Nach dem Abschluss hatte er zunächst einen guten Job bei einer großen Unternehmensberatung bekommen. Als man ihm anbot, als Teilhaber in das Unternehmen einzusteigen, hatte er zugesagt.
Er verdiente gut, die Arbeit machte ihm Spaß, aber glücklich war er nicht. Glück war für ihn ein Zustand völliger Freiheit. Frei sein von allem, was einen daran hinderte, man selbst zu sein. Glück konnte man nach seiner Auffassung nur empfinden, wenn man nichts als sich selbst spürte.

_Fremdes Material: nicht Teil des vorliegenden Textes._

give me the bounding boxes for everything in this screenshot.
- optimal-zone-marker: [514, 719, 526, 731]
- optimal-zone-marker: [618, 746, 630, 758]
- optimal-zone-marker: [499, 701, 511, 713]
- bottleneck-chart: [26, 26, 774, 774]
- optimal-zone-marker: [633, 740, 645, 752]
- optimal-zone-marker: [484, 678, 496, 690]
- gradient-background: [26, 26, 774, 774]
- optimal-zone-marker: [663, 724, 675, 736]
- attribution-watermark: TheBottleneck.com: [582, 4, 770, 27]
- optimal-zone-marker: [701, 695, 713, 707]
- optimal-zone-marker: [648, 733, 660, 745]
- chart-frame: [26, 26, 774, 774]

Und Liebe? Er war sich sicher, in Monika verliebt gewesen zu sein, als er sie kennenlernte. Aber Verliebtsein war nicht dasselbe wie Liebe. Liebe ging tiefer, war intensiver und vor allem blieb sie, auch wenn die Schmetterlinge im Bauch längst weitergezogen waren.
Er leerte das Weinglas und machte sich daran, die Sachen von Onkel Hannes weiter auszusortieren.
26
Als er am nächsten Morgen aus dem Fenster blickte, hing noch der Morgennebel über den Wiesen und hüllte alles in einen undurchdringlichen Schleier.
In der Küche setzte er Wasser für den Kaffee auf und wählte die Nummer der Auskunft. Tom hatte Marlene zwar gesagt, ihm wäre bekannt, wo der Rote Haubarg lag, aber das war gelogen.
Er notierte die Adresse auf einem kleinen Notizzettel.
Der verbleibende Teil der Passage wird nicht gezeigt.